Fiji’s insurance sector has reached a remarkable achievement, with gross premium income hitting an all-time high of $476 million in 2024, according to the Reserve Bank of Fiji (RBF) in its 2024 Insurance Annual Report. This significant milestone was presented in Parliament by Deputy Prime Minister and Finance Minister Professor Biman Prasad.
However, alongside this robust growth in premium income, the industry encountered a decline in overall profitability, down by $30 million. This downturn is linked to increases in overall expenditures and net claims paid, which totaled $254.2 million. The life insurance segment accounted for $139.3 million in net policy payouts, primarily related to matured policies, while the general insurance sector contributed $114.9 million largely due to claims associated with medical and motor vehicle incidents.
In his foreword to the report, RBF Governor Ariff Ali praised the resilience of Fiji’s insurance industry, citing strong economic growth throughout 2024. He also reported a 7.5% increase in total industry assets, which now stand at $2.9 billion, as well as a substantial 22.6% rise in the combined solvency surplus, reaching $688.5 million.
The notable performance of the sector has been supported by the absence of serious catastrophic events during the year, even though licensed insurers reported a rise in claims. The RBF is proactively working to modernize the regulatory framework, including updates to the Insurance Act of 1998, as part of the transition to International Financial Reporting Standard 17 (IFRS 17). This change aims to enhance transparency in insurance contract reporting, with implementation scheduled for January 2025.
In addition, the Reserve Bank is collaborating with development partners to develop a parametric micro-insurance sector in Fiji. This initiative focuses on offering climate-risk insurance products to households vulnerable to environmental challenges. A grant agreement established in August 2024 with the InsuResilience Solutions Fund further enhances the capacity for climate risk insurance in the nation.

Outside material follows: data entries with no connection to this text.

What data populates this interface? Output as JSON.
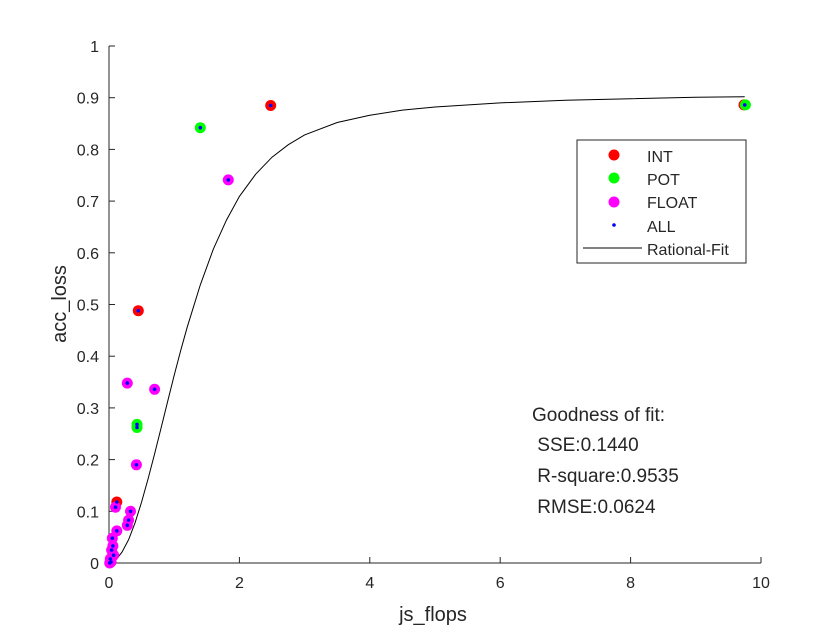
{
  "chart_data": {
    "type": "scatter",
    "xlabel": "js_flops",
    "ylabel": "acc_loss",
    "xlim": [
      0,
      10
    ],
    "ylim": [
      0,
      1
    ],
    "xticks": [
      0,
      2,
      4,
      6,
      8,
      10
    ],
    "xtick_labels": [
      "0",
      "2",
      "4",
      "6",
      "8",
      "10"
    ],
    "yticks": [
      0,
      0.1,
      0.2,
      0.3,
      0.4,
      0.5,
      0.6,
      0.7,
      0.8,
      0.9,
      1
    ],
    "ytick_labels": [
      "0",
      "0.1",
      "0.2",
      "0.3",
      "0.4",
      "0.5",
      "0.6",
      "0.7",
      "0.8",
      "0.9",
      "1"
    ],
    "grid": false,
    "legend_position": "upper-right",
    "series": [
      {
        "name": "INT",
        "marker": "circle",
        "color": "#ff0000",
        "points": [
          [
            2.48,
            0.885
          ],
          [
            0.45,
            0.488
          ],
          [
            0.12,
            0.118
          ],
          [
            9.74,
            0.886
          ]
        ]
      },
      {
        "name": "POT",
        "marker": "circle",
        "color": "#00ff00",
        "points": [
          [
            1.4,
            0.842
          ],
          [
            0.43,
            0.268
          ],
          [
            0.43,
            0.262
          ],
          [
            9.76,
            0.886
          ]
        ]
      },
      {
        "name": "FLOAT",
        "marker": "circle",
        "color": "#ff00ff",
        "points": [
          [
            1.83,
            0.741
          ],
          [
            0.28,
            0.348
          ],
          [
            0.7,
            0.336
          ],
          [
            0.42,
            0.19
          ],
          [
            0.1,
            0.108
          ],
          [
            0.33,
            0.1
          ],
          [
            0.3,
            0.083
          ],
          [
            0.28,
            0.073
          ],
          [
            0.12,
            0.062
          ],
          [
            0.05,
            0.048
          ],
          [
            0.06,
            0.033
          ],
          [
            0.04,
            0.025
          ],
          [
            0.07,
            0.015
          ],
          [
            0.02,
            0.008
          ],
          [
            0.03,
            0.002
          ],
          [
            0.01,
            0.0
          ]
        ]
      },
      {
        "name": "ALL",
        "marker": "dot",
        "color": "#0000ff",
        "points": [
          [
            2.48,
            0.885
          ],
          [
            1.4,
            0.842
          ],
          [
            1.83,
            0.741
          ],
          [
            0.45,
            0.488
          ],
          [
            0.28,
            0.348
          ],
          [
            0.7,
            0.336
          ],
          [
            0.43,
            0.268
          ],
          [
            0.43,
            0.262
          ],
          [
            0.42,
            0.19
          ],
          [
            0.12,
            0.118
          ],
          [
            0.1,
            0.108
          ],
          [
            0.33,
            0.1
          ],
          [
            0.3,
            0.083
          ],
          [
            0.28,
            0.073
          ],
          [
            0.12,
            0.062
          ],
          [
            0.05,
            0.048
          ],
          [
            0.06,
            0.033
          ],
          [
            0.04,
            0.025
          ],
          [
            0.07,
            0.015
          ],
          [
            0.02,
            0.008
          ],
          [
            0.03,
            0.002
          ],
          [
            0.01,
            0.0
          ],
          [
            9.75,
            0.886
          ]
        ]
      },
      {
        "name": "Rational-Fit",
        "marker": "line",
        "color": "#000000",
        "points": [
          [
            0.0,
            0.0
          ],
          [
            0.1,
            0.005
          ],
          [
            0.2,
            0.021
          ],
          [
            0.3,
            0.045
          ],
          [
            0.4,
            0.078
          ],
          [
            0.5,
            0.118
          ],
          [
            0.6,
            0.163
          ],
          [
            0.7,
            0.211
          ],
          [
            0.8,
            0.262
          ],
          [
            0.9,
            0.313
          ],
          [
            1.0,
            0.363
          ],
          [
            1.1,
            0.411
          ],
          [
            1.2,
            0.456
          ],
          [
            1.4,
            0.538
          ],
          [
            1.6,
            0.607
          ],
          [
            1.8,
            0.663
          ],
          [
            2.0,
            0.709
          ],
          [
            2.25,
            0.752
          ],
          [
            2.5,
            0.785
          ],
          [
            2.75,
            0.809
          ],
          [
            3.0,
            0.828
          ],
          [
            3.5,
            0.852
          ],
          [
            4.0,
            0.866
          ],
          [
            4.5,
            0.876
          ],
          [
            5.0,
            0.882
          ],
          [
            6.0,
            0.89
          ],
          [
            7.0,
            0.895
          ],
          [
            8.0,
            0.898
          ],
          [
            9.0,
            0.901
          ],
          [
            9.75,
            0.902
          ]
        ]
      }
    ],
    "annotation": {
      "title": "Goodness of fit:",
      "lines": [
        " SSE:0.1440",
        " R-square:0.9535",
        " RMSE:0.0624"
      ]
    }
  }
}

While the insurance sector is projected to maintain its positive trajectory into 2025, the governor urged caution. He highlighted the increasing risks posed by the growing volume and cost of claims linked to climate-related events and global economic uncertainties, both of which will significantly influence insurers’ pricing and risk management frameworks.
The outlook for Fiji’s insurance industry remains promising, highlighting its crucial role in supporting economic stability. The ongoing efforts by the government and the RBF to foster growth and protect consumers underscore a strong commitment to sustaining the financial ecosystem in Fiji.